Lin’s well -regarded experience is not a surprise. “It always makes me smile with other clients who show the same feelings of trust and love for him like us,” he says.

Lin has helped Kinder Morgan through the difficult ground conditions on his Elba island, Ga.
Photo courtesy Terracon
A sedimentary journey
Lin, on the other hand, is equally grateful that his passion for solving a wide variety of “dirt problems” has fostered many collaborations and professional relationships with clients, members of the Terracon team and colleagues in the industry. He has always pledged to share knowledge obtained from these efforts through his active participation with the American Society of Civil Engineers, Deep Foundation Institute and the Academy of Geoprofessional, gaining the diplomatic certification of the organization.
The work for Asce allowed Lin’s first return to China in 2018, visiting a large land claim project in Zhejiang to observe the use of vacuum induced consolidation technology in land improvement. “This technology has been widely adopted in China, as well as in other parts of Asia and Europe, but is largely unused in the United States,” he says. “To solve this gap, we published papers, cases stories and design guidelines to promote its application.”
Lin has also published more than 20 works in journals and professional procedures.

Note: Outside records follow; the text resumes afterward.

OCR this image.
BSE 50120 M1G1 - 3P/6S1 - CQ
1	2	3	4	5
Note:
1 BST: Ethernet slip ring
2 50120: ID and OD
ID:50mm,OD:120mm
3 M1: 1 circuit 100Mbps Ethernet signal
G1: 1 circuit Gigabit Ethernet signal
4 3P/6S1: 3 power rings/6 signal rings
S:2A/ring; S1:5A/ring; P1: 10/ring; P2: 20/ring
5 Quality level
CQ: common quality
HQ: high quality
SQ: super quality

One of the recent projects will be the topic of a spring presentation at the annual conference of the Geoprofessional Business Association: on June 18, 2022, the collapse of the wall of landing of the shuttle between the Hutchinson Island Convention Center and the Hotel, where the meeting is being held.

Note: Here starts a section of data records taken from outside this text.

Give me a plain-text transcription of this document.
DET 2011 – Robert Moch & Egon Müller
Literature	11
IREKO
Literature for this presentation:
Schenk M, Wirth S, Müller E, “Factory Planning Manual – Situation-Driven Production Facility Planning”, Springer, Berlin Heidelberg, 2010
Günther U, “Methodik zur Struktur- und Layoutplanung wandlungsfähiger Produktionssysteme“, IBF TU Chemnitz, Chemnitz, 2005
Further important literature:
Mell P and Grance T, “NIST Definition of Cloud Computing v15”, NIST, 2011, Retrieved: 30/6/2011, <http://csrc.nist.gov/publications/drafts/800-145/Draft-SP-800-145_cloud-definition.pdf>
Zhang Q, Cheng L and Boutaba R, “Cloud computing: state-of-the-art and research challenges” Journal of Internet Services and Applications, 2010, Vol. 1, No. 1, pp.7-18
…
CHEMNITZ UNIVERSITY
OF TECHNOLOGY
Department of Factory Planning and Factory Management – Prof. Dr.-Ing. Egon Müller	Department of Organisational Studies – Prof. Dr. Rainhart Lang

Born in China, Lin studied in Switzerland and Tennessee before moving to Georgia.
Foto Courtesia Guoming Lin
Lin’s investigation found that the main cause of the head movement was not a magnitude 3 earthquake that was close to that day, as originally thought, but the result of the filling settlement that caused the structure’s helical qualification system to fail. The terracon repair strategy of deadly companies supported by batteries and relieving the flat shape is intended to be more appropriate to the geotechnical characteristics of the island.
A licensed drone pilot, Lin combines personal and professional travel with a photographic passion for landscape. It also supports the needs of the community in collecting funds for Habitat for humanity and other charitable organizations. Lin and his wife, Mingming, have a son, Leon, who is the founder and CEO of a Start-up company in Silicon Valley Tech. For someone with a reputation as an expert in finding innovative solutions, the old Lin wishes to know more. “I am not very well with chemistry because it did not stand out during my education,” he says. “There are times when this knowledge could have helped with a broader solution.” This can explain Lin’s eagerness to dive -on any geotechnical challenge that comes out of him. “I enjoy all the projects, either big or small,” he says. “Each one allows me to learn.”